Opportunities still exist in a consolidated carrier space
My colleague Kevin Fitchard wrote an outstanding piece today examining how the recent flurry of consolidation among carriers is impacting the industry nationwide. While a small army of mid-sized, regional service providers thrived just a few years ago, nearly all those carriers — from Alltel to MetroPCS to Leap Wireless (if regulators approve that deal) — have been swallowed up by bigger carriers looking to add subscribers and, more importantly, spectrum. As Fitchard writes:
“Make of it what you will, but this is the mobile industry we’re getting stuck with: A mobile landscape divided between urban and rural with nationwide megacarriers dominating the cities and tiny regional providers surviving only in the towns and communities in between. There might not be room for anything else in the middle.”
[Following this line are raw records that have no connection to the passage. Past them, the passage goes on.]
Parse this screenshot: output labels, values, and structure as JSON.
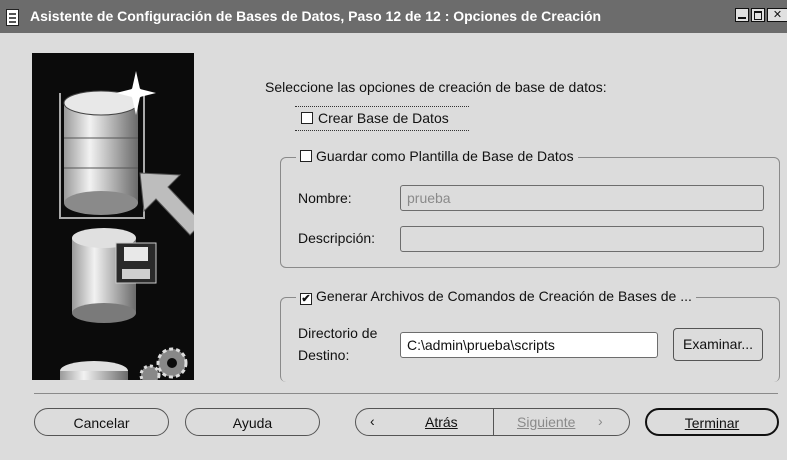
{
  "window": {
    "title": "Asistente de Configuración de Bases de Datos, Paso 12 de 12 : Opciones de Creación"
  },
  "main": {
    "prompt": "Seleccione las opciones de creación de base de datos:",
    "create_db": {
      "label": "Crear Base de Datos",
      "checked": false
    },
    "save_template": {
      "label": "Guardar como Plantilla de Base de Datos",
      "checked": false,
      "name_label": "Nombre:",
      "name_value": "prueba",
      "description_label": "Descripción:",
      "description_value": ""
    },
    "generate_scripts": {
      "label": "Generar Archivos de Comandos de Creación de Bases de ...",
      "checked": true,
      "dest_label_line1": "Directorio de",
      "dest_label_line2": "Destino:",
      "dest_value": "C:\\admin\\prueba\\scripts",
      "browse_label": "Examinar..."
    }
  },
  "footer": {
    "cancel": "Cancelar",
    "help": "Ayuda",
    "back": "Atrás",
    "next": "Siguiente",
    "finish": "Terminar"
  },
  "icons": {
    "app": "database-document-icon",
    "back": "chevron-left-icon",
    "next": "chevron-right-icon"
  }
}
Indeed, it’s very difficult to see how a mid-sized carrier can compete with the four existing behemoths, especially given the increasing scarcity of quality spectrum. But that consolidation may open the door for an innovative new operator to change the game over the next few years: A traditional, fixed-line service provider without a mobile play could leverage residential Wi-Fi coupled with roaming deals to offer wireless voice and data at rock-bottom prices, just as Iliad’s Free Mobile is doing in France. Dish Network might actually decide to put its spectrum to use by building a network from the ground up. Or the Federal Communications Commission could implement rules in its upcoming spectrum auction to favor smaller operators and foster competition. None of those potential moves would breathe new life into the dying regional carrier model, of course, but they could provide some attractive alternatives to the increasingly dominant tier-ones.